Housing and mortgage activity in the province has remained elevated. Will that continue?
If a slowdown of sorts was expected in the housing market after the barnstorming activity of the past two years, that certainly hasn’t transpired in Alberta.
The province saw residential property sales hit a 26.6% year-over-year spike in January, according to the Alberta Real Estate Association (AREA), with the average home price rising by 10% over the previous year and active listings plummeting.
That performance has resulted in an exceptionally tight market across Alberta, AREA said, that’s seen months of inventory (the amount of time it would take for supply to run out at current activity levels) fall to just 2.77 months.
Kristy-Lynn Maxwell (pictured top), Western Canada director for the VERICO network, told Canadian Mortgage Professional that much of the sales activity in the province had been spurred by buyers and investors from elsewhere in Canada who had been enticed by Alberta’s relatively low prices compared with the rest of the country.
“Speaking for Alberta, we’re seeing a major increase in money coming in from British Columbia and Ontario,” she said. “With our market remaining one of the most affordable, there has been a substantial increase in not only out-of-province investors, but those looking to relocate as well.”
Indeed, while it boasts two of the five largest cities in Canada by population, Alberta’s average house prices are a fraction of the ever-surging figures witnessed in the country’s hottest markets.
The average price of a home in Calgary rose by over 15% between February 2021 and the same month this year – but at $484,000, that current figure pales in comparison with the exorbitant averages in Toronto and Vancouver.
In Edmonton, meanwhile, a 6.9% year-over-year change means the average price has increased from $326,400 in February 2021 to $348,900 last month, according to the Canadian Real Estate Association (CREA).
Maxwell nevertheless noted that some of the same challenges faced by agents and brokers in other parts of the country were slowly making their way to Alberta, with competition in the market beginning to tick upwards and current prices still representing a significant increase over last year.
“There seems to be a consensus across the province about what concerns them, inventory of course being at the top of the list,” she said, “but Alberta hadn’t had the same challenges as the other provinces until now.
“We’re dealing with increased housing pricings, multiple competing offers, fulfillment delays, and of course the concern if appraisals will meet up with the purchase price.”
The good news for the province is that standalone housing starts across Canada trended upwards in February, rising 8% from January for a total of 247,256 units. Alberta saw a significant improvement in urban housing starts, with its figure of 2,249 units representing an increase of 21.3% over the same time last year.
Single-detached units across the province increased by 8.3%, and apartment units saw a 47.3% increase compared with February 2022.
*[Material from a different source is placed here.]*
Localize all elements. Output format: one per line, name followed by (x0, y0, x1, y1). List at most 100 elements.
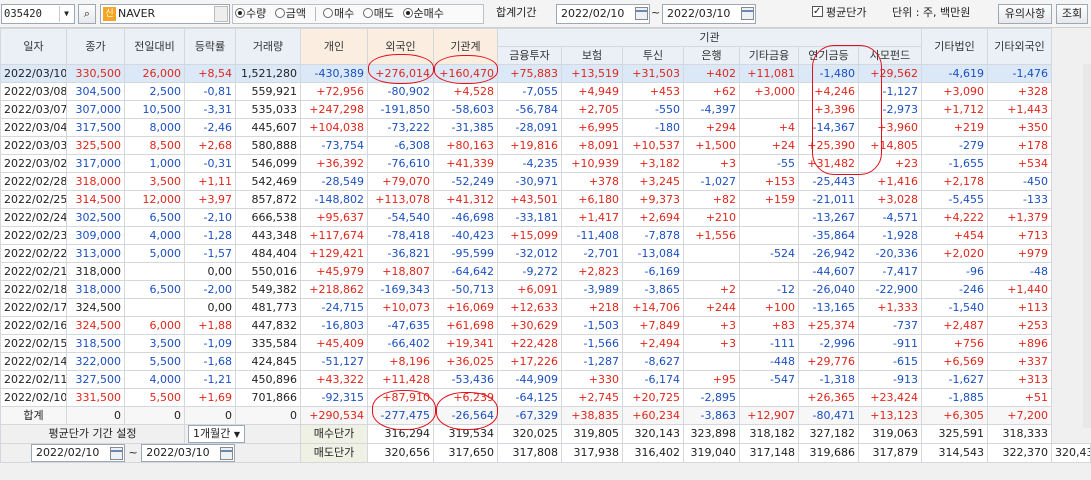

Such has been the level of interest in Albertan real estate from other parts of Canada, Maxwell said, that there had been plenty of reports of advertising in Ontario to “buy in Alberta” – both from an investment and new-build perspective.
“I’m not certain if that’s what has caused the increased money coming in from that region,” she said. “However, I feel it may only add fuel to the fire.”
One factor that could dull Alberta’s housing market momentum in 2022 is the prospect of interest rate increases, with the Bank of Canada having upped its trendsetting rate at the beginning of March and a number of fresh hikes anticipated before the end of the year.
The likelihood of rate increases throughout this year was one of the key reasons RBC Economics predicted that the housing market would “cool but stay strong in 2022,” in a report at the end of January.
“We expect the Bank of Canada’s rate liftoff to turn down the market’s heat in 2022 as deteriorating affordability sends buyers to the sidelines,” the bank’s senior economist Robert Hogue said.
Still, Maxwell indicated that frenzy around the most recent hike could also impel borrowers and would-be buyers to act. “I’m not sure if the interest rate itself will have the most impact, or the PR surrounding it will – creating a sense of urgency for homeowners and buyers alike,” she said.
“With values increasing at such an unfamiliar pace, renewals, rentals and purchases are all benefiting from the hype surrounding rates.”